Alzheimer’s is a type of dementia that causes problems with memory, thinking, and behavior; symptoms develop slowly and worsen over time, becoming severe enough that they interfere with daily life. Alzheimer’s affects more than 5 million Americans, and is the sixth leading cause of death in the U.S.

While there is no current cure of Alzheimer’s, there are treatments available for symptoms. But only four drugs have been approved to treat symptoms, with the most recent drug approval in 2003.

Axovant’s setback follows that of other companies. Eli Lilly (LLY - Free Report) , Merck (MRK - Free Report) , and Denmark’s Lundbeck all suffered through failed Alzheimer’s drug trials. Similar to Lundbeck’s drug idalopirdine, intepirdine is a so-called 5-HT6 antagonist, which works to block the 5-HT6 receptor to release acetylcholine, a neurotransmitter that is needed for normal cognition.

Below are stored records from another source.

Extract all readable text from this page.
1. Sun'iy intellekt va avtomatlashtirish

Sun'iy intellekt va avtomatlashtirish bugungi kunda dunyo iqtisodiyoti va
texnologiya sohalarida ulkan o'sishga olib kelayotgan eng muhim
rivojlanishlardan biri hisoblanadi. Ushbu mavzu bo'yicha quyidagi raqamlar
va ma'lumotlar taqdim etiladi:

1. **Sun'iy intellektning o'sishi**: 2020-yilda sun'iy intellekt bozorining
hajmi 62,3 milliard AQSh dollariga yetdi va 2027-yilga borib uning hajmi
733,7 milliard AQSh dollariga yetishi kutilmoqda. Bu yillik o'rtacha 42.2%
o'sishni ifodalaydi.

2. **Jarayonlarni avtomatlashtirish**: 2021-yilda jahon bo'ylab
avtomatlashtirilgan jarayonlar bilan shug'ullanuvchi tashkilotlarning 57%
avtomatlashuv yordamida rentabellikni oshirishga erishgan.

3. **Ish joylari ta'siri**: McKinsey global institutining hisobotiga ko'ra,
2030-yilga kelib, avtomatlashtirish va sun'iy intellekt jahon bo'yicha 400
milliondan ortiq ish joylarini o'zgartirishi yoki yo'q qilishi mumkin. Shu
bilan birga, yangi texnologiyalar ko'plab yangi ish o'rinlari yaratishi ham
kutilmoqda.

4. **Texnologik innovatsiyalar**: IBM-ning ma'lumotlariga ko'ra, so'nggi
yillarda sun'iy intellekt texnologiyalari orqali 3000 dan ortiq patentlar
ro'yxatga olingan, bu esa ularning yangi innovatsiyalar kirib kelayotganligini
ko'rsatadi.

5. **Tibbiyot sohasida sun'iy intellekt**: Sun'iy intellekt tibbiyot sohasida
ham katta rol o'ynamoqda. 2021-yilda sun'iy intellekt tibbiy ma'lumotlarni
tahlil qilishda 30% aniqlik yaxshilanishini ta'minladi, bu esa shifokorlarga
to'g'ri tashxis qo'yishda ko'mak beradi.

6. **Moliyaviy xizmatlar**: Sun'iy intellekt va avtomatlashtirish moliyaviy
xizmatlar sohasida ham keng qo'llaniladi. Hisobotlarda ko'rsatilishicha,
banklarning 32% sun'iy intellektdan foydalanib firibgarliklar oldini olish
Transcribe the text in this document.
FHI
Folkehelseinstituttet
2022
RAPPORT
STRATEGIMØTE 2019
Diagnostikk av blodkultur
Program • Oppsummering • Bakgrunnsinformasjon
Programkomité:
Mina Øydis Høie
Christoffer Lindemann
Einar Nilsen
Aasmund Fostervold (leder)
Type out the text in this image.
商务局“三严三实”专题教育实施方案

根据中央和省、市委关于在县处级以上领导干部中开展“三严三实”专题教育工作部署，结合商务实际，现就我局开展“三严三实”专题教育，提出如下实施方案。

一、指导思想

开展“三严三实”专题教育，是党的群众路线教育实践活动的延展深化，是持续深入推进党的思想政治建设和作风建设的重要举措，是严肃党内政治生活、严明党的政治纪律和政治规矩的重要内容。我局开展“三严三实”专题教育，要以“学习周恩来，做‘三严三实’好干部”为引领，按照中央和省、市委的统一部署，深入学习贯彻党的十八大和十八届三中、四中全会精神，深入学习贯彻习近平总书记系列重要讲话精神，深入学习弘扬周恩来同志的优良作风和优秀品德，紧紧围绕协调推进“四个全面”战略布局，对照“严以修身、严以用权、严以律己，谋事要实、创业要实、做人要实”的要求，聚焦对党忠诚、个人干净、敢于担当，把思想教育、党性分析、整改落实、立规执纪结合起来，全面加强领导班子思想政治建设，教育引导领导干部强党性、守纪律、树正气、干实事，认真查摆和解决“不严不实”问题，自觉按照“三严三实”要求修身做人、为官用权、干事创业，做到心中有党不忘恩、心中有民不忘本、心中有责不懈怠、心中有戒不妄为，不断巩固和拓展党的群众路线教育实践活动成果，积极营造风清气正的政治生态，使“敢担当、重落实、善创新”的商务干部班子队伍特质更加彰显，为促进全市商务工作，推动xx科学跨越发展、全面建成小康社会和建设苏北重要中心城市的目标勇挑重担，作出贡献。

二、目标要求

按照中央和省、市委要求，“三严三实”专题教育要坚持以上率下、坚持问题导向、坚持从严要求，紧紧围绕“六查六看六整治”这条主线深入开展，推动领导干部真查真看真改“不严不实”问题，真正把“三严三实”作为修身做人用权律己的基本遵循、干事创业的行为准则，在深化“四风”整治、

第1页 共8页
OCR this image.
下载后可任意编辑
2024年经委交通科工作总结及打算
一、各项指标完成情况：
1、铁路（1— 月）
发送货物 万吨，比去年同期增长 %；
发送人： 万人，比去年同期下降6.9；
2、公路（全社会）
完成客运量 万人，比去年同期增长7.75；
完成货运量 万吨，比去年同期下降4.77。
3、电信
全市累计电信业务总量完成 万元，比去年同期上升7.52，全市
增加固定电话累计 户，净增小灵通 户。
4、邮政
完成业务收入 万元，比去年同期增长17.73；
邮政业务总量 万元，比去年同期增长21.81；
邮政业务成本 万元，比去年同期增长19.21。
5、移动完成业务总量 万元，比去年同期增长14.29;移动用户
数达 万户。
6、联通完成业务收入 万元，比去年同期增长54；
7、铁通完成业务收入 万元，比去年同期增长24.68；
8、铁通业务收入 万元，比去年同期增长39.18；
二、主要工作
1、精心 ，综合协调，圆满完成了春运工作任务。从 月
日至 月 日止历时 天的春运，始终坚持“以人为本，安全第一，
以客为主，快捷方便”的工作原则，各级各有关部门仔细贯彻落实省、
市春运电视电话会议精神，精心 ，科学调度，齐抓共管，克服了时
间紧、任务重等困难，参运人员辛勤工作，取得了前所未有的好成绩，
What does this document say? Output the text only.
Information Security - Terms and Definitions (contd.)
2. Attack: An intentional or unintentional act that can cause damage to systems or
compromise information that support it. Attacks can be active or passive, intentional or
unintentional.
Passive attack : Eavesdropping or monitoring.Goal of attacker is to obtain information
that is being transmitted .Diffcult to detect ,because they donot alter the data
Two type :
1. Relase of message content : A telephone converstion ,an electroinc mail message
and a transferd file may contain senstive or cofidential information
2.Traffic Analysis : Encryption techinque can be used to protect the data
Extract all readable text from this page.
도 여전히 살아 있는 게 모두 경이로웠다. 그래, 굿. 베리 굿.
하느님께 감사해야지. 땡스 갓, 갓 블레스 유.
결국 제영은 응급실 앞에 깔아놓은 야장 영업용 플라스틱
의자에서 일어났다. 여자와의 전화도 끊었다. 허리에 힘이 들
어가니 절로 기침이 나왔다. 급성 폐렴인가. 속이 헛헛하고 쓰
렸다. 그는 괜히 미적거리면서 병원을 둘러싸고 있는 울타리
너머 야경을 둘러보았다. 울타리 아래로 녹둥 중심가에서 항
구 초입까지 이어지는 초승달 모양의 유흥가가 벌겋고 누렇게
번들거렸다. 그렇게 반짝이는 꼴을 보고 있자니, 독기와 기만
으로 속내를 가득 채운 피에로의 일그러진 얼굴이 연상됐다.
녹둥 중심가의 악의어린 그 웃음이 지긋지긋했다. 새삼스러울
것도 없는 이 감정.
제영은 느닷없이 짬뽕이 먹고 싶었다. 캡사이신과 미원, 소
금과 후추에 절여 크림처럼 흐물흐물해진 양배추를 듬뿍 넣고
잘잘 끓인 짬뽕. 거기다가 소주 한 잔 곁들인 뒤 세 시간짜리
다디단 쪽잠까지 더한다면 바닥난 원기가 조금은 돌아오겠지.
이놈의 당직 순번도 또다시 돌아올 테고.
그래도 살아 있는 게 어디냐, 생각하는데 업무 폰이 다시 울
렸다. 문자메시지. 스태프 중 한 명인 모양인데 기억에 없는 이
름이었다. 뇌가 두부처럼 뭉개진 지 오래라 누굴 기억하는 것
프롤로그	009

Axovant, though, isn’t giving up completely. The company is now testing intepirdine in patients that suffer from a condition known as Lewy body dementia, a neurodegenerative disease with symptoms similar to those of Alzheimer’s or Parkinson’s. This trial’s results are expected at the end of the year. The company will also test the drug in patients whose dementia is affecting their balance and gait.

Shares of Axovant are up over 97% year-to-date, and the stock experienced a nice rally back in April when Dr. Hung came on as chief executive. The company has three other drugs in development, and currently sits at a #3 (Hold) on the Zacks Rank.